Rotten boroughs like Old Sarum that had eleven houses and could return two MP's in the gift of the local land owning aristocracy, were swept away. Once passed the defects in the Act were apparent - the vote was based on a property qualification, for example. However, the fact that the reasons and conditions that caused it to be passed are barely remembered is evidence of the Act's success. The stability that it engendered spared Britain the convulsions of the revolutions that swept Europe in 1848.
In modern business parlance the Management of Change had been effective. Looking at the modern political landscape, I can see no sign of even of a willingness to even acknowledge that change is happening, let alone needs to be managed.
The Whitehall village is happy and secure in its two/three party system. Yet voters are voting with their feet away from the current system, therefore depriving the political system of its legitimacy. The House of Lords has been tainted as a house of "experts" and turned into a place full of appointees who owe their place to the patronage of the Prime Minister of the day. The PM enjoys the rights of the Royal Prerogative, and can safely ignore the wishes of both Parliament and Country.
The Monarchy is to be passed to a man, who appears to think that his constitutional position is a soap box to influence public policy. Charles Saxe-Coburg-Gotha-Battenburg is not an elected politician and his views may be of interest to the readers of Hello magazine, but should have no more bearing on an elected government than those of any other citizen.
This Government has fought a war on the whim of one man, and is betraying the freedoms that have been fought for.
The political landscape needs to be managed. There needs to be an acknowledgement of our fundamental freedoms in the form of a written constitution with arrangements to strike down attempts to collect our personal data, correspondence and break into our homes.
Political power should be returned to the towns and cities of this country, with any position of real power being an elected one; police chiefs, Mayors etc. Unelected quangos should be declared unconstitutional if they handle public funds.
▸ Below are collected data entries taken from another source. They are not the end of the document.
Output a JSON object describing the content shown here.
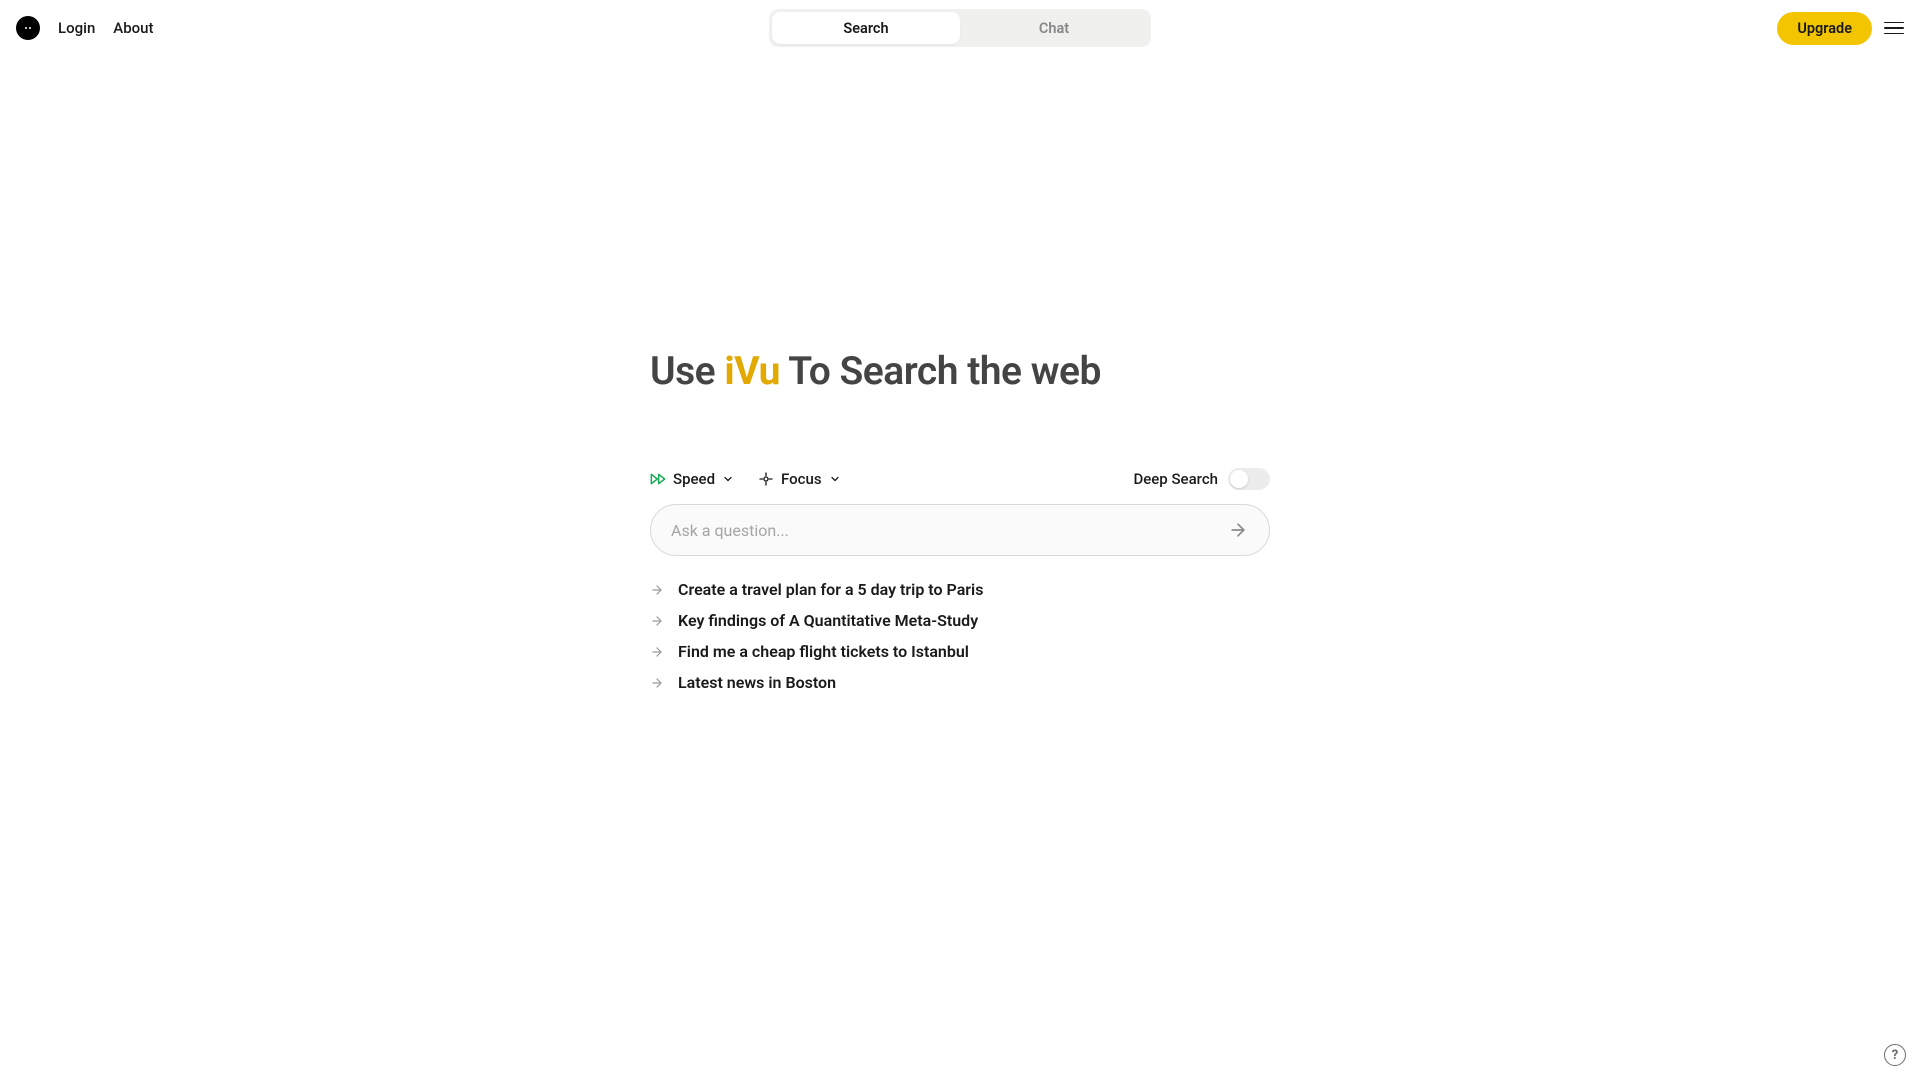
{
  "nav": {
    "login": "Login",
    "about": "About",
    "upgrade": "Upgrade"
  },
  "mode_tabs": {
    "search": "Search",
    "chat": "Chat",
    "active": "search"
  },
  "hero": {
    "prefix": "Use ",
    "brand": "iVu",
    "mid": " To  ",
    "suffix": "Search the web"
  },
  "controls": {
    "speed_label": "Speed",
    "focus_label": "Focus",
    "deep_search_label": "Deep Search",
    "deep_search_on": false
  },
  "search": {
    "placeholder": "Ask a question...",
    "value": ""
  },
  "suggestions": [
    "Create a travel plan for a 5 day trip to Paris",
    "Key findings of A Quantitative Meta-Study",
    "Find me a cheap flight tickets to Istanbul",
    "Latest news in Boston"
  ],
  "help": {
    "glyph": "?"
  }
}
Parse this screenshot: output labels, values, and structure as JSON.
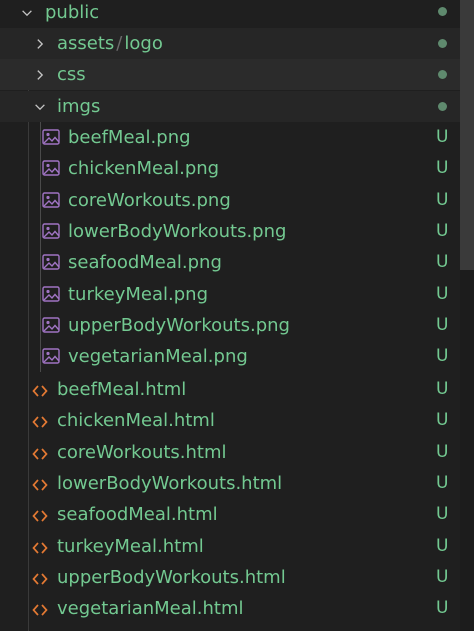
{
  "root": {
    "label": "public",
    "expanded": true
  },
  "folders": [
    {
      "label_a": "assets",
      "label_sep": "/",
      "label_b": "logo",
      "expanded": false
    },
    {
      "label": "css",
      "expanded": false
    },
    {
      "label": "imgs",
      "expanded": true
    }
  ],
  "image_files": [
    {
      "name": "beefMeal.png",
      "badge": "U"
    },
    {
      "name": "chickenMeal.png",
      "badge": "U"
    },
    {
      "name": "coreWorkouts.png",
      "badge": "U"
    },
    {
      "name": "lowerBodyWorkouts.png",
      "badge": "U"
    },
    {
      "name": "seafoodMeal.png",
      "badge": "U"
    },
    {
      "name": "turkeyMeal.png",
      "badge": "U"
    },
    {
      "name": "upperBodyWorkouts.png",
      "badge": "U"
    },
    {
      "name": "vegetarianMeal.png",
      "badge": "U"
    }
  ],
  "html_files": [
    {
      "name": "beefMeal.html",
      "badge": "U"
    },
    {
      "name": "chickenMeal.html",
      "badge": "U"
    },
    {
      "name": "coreWorkouts.html",
      "badge": "U"
    },
    {
      "name": "lowerBodyWorkouts.html",
      "badge": "U"
    },
    {
      "name": "seafoodMeal.html",
      "badge": "U"
    },
    {
      "name": "turkeyMeal.html",
      "badge": "U"
    },
    {
      "name": "upperBodyWorkouts.html",
      "badge": "U"
    },
    {
      "name": "vegetarianMeal.html",
      "badge": "U"
    }
  ],
  "icons": {
    "folder_chevron_expanded": "chevron-down-icon",
    "folder_chevron_collapsed": "chevron-right-icon",
    "image_file": "image-file-icon",
    "html_file": "html-file-icon"
  },
  "colors": {
    "untracked_text": "#73c991",
    "html_icon": "#e37933",
    "image_icon": "#a074c4",
    "modified_dot": "#5f8a6e",
    "background": "#1f1f1f"
  }
}
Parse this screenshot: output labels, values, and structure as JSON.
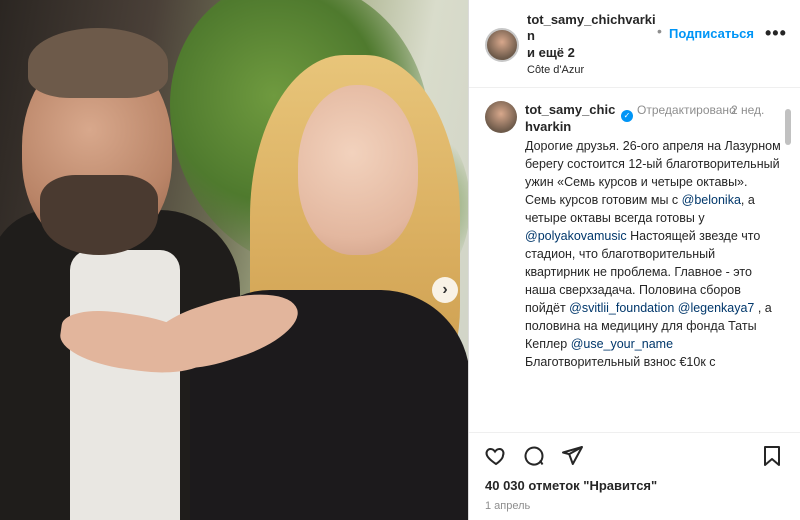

Tax raising should be on a local level, with funds for national defence passed upwards, not taxation collected centrally then distributed downwards. Education should be on the basis of excellence and need. We need as many superb engineers as we need lawyers. This can only be done at local level. Education must stop being a political football.
The House of Commons should be reduced by about half, and instead of involving themselves like over paid social workers in the minutiae of our lives, MP's should restrict themselves to matters of state, foreign affairs and defence.
Personally I see no constitutional role for a hereditary Monarchy.
Unless the management of this constitutional crisis is addressed, the State will assume more and more power over our lives, simply to protect itself. It will be the end of any pretence of this country being a representative democracy, let alone a participatory democracy.